The desire to set a lesser standard and the reasons it’s not worth fighting
There is growing pressure to lower the minimum cut-off mark in response to the appalling outcomes. However, that is a surrender, not a solution. Education is diluted when the bar is lowered, not made more accessible. It covers up the curricular crisis rather than solving it.
200 out of 400 is already a reasonable standard. Lowering it further would be a concession of defeat and, worse, would put kids in colleges who aren’t ready for the demands of higher learning.
It’s not that the bar is too high that’s the problem. The reason is that the ladder leading to it has been yanked away.
Twenty-two percent passed. What then becomes of the remaining 78?

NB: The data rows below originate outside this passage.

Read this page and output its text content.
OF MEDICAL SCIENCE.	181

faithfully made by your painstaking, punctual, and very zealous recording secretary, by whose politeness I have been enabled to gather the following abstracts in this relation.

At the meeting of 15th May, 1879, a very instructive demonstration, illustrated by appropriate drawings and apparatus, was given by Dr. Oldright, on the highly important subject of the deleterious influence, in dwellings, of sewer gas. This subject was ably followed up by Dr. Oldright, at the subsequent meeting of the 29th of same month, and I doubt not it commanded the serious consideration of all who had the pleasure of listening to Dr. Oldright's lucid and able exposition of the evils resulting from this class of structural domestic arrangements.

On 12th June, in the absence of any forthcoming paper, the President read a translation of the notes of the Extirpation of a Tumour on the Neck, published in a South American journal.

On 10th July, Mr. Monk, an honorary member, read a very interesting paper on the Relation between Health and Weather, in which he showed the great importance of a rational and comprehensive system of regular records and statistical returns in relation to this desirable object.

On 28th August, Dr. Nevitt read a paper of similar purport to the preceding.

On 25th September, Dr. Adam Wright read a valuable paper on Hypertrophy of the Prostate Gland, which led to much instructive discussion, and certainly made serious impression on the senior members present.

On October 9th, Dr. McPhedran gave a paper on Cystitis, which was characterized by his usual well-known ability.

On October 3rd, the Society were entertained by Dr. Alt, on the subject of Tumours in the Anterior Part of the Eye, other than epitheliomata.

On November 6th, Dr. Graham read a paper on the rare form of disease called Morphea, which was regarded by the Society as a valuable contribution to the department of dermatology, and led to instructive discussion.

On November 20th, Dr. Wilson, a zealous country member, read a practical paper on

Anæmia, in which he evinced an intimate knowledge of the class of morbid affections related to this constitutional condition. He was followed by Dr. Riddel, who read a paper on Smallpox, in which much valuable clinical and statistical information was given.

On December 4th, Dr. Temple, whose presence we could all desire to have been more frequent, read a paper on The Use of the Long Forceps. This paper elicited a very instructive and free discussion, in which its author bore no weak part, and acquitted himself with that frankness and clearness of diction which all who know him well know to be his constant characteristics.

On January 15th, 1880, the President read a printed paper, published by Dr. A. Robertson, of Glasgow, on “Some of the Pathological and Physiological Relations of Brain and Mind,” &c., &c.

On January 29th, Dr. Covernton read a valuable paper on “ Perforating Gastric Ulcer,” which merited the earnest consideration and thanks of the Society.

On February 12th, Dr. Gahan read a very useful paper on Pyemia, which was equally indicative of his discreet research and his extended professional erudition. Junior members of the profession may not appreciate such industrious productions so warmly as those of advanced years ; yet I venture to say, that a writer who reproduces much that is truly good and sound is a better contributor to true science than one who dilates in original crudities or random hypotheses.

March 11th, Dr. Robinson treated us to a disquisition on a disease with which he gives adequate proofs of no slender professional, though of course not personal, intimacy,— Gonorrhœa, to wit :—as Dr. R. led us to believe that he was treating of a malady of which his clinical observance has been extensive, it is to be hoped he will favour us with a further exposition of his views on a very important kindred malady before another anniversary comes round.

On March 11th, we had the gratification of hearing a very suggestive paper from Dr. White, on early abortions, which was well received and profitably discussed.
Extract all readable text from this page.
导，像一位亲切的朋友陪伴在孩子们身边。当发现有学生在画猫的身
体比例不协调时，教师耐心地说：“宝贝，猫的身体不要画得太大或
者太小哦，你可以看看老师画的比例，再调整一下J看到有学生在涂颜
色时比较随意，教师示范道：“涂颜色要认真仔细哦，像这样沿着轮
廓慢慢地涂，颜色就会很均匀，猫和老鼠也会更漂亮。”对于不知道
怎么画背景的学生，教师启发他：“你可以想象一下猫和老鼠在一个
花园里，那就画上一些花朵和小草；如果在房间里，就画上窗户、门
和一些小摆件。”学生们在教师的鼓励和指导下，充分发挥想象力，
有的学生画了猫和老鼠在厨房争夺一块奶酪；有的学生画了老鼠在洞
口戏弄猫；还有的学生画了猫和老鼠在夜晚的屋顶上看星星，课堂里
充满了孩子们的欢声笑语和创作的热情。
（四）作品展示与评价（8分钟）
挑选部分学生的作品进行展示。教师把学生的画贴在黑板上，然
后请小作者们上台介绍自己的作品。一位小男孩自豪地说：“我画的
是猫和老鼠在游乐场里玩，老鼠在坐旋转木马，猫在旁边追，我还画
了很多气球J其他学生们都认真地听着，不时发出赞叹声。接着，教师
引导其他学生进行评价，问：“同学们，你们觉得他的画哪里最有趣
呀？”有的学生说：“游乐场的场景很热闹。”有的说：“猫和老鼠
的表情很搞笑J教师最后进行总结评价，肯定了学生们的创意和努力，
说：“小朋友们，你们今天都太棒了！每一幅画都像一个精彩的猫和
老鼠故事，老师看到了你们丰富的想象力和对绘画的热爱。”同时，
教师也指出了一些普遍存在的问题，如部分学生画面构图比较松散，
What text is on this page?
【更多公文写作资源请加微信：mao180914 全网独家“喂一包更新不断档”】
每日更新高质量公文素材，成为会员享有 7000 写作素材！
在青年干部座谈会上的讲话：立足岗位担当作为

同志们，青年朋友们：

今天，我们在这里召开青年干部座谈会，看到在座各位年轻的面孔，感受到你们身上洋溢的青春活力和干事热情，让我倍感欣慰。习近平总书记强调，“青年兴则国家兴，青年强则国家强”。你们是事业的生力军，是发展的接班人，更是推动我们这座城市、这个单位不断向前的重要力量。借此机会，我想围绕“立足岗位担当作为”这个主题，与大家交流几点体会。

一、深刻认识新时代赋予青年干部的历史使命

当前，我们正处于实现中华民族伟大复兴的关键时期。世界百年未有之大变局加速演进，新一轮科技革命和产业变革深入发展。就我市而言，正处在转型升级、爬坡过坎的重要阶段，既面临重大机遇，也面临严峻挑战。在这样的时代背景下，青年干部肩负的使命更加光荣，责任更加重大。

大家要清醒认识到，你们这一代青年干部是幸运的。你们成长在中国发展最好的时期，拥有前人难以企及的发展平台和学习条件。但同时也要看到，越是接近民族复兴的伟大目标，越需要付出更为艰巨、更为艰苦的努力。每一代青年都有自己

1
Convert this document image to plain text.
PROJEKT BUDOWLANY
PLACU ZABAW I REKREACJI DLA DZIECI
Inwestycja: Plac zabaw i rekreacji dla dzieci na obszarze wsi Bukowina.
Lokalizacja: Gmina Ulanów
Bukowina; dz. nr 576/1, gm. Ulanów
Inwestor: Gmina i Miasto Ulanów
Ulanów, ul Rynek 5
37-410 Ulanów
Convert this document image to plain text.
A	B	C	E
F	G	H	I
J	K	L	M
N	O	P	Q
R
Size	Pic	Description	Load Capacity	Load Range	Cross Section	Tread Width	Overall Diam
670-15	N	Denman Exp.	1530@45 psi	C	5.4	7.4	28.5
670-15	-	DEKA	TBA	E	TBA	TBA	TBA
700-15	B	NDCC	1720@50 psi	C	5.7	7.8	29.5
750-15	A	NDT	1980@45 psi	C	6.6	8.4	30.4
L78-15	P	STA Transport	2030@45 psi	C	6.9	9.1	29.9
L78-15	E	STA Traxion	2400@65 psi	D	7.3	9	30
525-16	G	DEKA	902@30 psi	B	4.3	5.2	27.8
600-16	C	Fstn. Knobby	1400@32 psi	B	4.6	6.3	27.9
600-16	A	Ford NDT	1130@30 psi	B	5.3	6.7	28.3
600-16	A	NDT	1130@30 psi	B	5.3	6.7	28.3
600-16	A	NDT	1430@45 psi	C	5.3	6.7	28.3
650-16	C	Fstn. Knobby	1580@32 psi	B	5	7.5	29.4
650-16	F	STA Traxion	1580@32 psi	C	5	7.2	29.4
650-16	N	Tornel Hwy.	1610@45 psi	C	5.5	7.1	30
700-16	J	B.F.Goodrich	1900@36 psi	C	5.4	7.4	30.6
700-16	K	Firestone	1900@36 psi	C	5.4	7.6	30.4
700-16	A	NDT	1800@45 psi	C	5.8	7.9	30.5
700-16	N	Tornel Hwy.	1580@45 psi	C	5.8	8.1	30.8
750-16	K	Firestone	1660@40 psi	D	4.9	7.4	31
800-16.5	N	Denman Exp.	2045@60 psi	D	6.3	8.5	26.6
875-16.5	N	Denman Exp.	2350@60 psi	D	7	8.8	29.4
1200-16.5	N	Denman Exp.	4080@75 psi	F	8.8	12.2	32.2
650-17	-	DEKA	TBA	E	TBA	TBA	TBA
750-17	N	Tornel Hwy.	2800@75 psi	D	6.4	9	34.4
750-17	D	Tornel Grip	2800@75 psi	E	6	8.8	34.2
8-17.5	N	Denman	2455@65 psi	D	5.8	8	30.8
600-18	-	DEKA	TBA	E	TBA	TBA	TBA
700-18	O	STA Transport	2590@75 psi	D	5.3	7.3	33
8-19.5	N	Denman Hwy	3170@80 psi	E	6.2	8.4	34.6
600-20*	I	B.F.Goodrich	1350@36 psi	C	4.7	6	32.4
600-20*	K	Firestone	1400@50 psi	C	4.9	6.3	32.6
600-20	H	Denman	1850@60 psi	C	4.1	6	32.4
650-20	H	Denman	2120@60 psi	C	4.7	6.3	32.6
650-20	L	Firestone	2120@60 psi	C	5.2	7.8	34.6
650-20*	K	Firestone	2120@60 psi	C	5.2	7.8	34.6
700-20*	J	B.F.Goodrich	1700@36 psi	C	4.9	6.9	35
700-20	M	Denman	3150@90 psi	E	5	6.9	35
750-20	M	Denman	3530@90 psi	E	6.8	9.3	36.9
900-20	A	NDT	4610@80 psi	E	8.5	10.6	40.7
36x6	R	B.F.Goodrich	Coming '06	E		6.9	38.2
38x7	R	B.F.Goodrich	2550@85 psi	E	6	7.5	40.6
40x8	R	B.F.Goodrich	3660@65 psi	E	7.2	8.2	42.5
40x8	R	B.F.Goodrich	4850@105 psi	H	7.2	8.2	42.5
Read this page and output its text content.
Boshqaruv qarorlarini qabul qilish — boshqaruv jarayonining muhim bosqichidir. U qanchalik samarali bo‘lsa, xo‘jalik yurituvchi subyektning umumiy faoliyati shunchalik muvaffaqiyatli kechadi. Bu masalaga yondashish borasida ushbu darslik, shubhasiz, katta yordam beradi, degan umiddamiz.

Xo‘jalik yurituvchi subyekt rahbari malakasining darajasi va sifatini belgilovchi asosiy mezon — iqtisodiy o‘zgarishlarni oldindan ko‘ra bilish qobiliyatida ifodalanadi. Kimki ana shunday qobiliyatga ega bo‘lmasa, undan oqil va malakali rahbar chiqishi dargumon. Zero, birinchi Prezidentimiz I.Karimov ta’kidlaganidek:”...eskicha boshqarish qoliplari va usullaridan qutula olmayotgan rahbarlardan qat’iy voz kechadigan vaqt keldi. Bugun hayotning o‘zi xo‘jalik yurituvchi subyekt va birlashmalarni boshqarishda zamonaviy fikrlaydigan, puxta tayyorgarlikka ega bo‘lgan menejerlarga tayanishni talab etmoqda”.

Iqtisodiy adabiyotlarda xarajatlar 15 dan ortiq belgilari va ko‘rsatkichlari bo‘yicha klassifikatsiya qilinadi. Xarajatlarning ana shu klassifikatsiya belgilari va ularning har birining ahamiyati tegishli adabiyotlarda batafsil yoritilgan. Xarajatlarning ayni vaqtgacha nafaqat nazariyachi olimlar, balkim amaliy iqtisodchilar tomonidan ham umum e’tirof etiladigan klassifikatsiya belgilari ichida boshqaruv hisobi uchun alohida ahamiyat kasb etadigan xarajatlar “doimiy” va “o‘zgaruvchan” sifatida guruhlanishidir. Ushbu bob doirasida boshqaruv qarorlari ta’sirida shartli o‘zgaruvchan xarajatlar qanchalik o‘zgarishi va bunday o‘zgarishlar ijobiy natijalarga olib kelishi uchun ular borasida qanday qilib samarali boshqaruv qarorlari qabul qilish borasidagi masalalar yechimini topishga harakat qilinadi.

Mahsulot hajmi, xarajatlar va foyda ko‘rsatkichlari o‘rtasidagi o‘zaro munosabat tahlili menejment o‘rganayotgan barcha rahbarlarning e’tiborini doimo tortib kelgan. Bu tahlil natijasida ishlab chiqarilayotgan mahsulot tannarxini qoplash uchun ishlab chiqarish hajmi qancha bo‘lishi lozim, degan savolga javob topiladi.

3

A 22 percent pass rate, according to some, is “not bad,” since more than 430,000 applicants received scores above 200, which is more than enough to fill Nigeria’s federal colleges. However, this argument is risky and cynical. It views education as a privilege for a select few rather than a right. Year after year, millions of people are left behind with no justification, no second chances, and no reform in sight. How do they fare? Do we just throw them away? Do their goals have less merit? Public education should aim to raise rather than eradicate.
The reckoning that is ahead: Harmonize or disintegrate
The path ahead is obvious. Nigeria needs to align the JAMB and WASSCE curricula. What is taught and what is tested need to be consistent. To present a contemporary, useful curriculum, teachers need to be prepared with the necessary resources and training. Rebuilding the infrastructure, integrating digital learning, and enforcing accountability at all levels are necessary.
More significantly, politicians need to quit using education reform as a campaign slogan. The quality of the nation’s human capital is what will determine its destiny, not oil, aid, or foreign investment.
A crisis-stricken country cannot afford to pretend to be educated.
The results of the 2025 UTME are a sign of a larger problem, not just a statistic. Students’ failures are not the only issue. They are being punished because the system set them up to fail.
Nigeria will continue to create more failures in the future until it faces this truth, aligns its curriculum, invests in its schools, and honors the intelligence of its students.
Furthermore, scoring won’t be the only way to quantify the catastrophe. It will be included in the number of generations lost.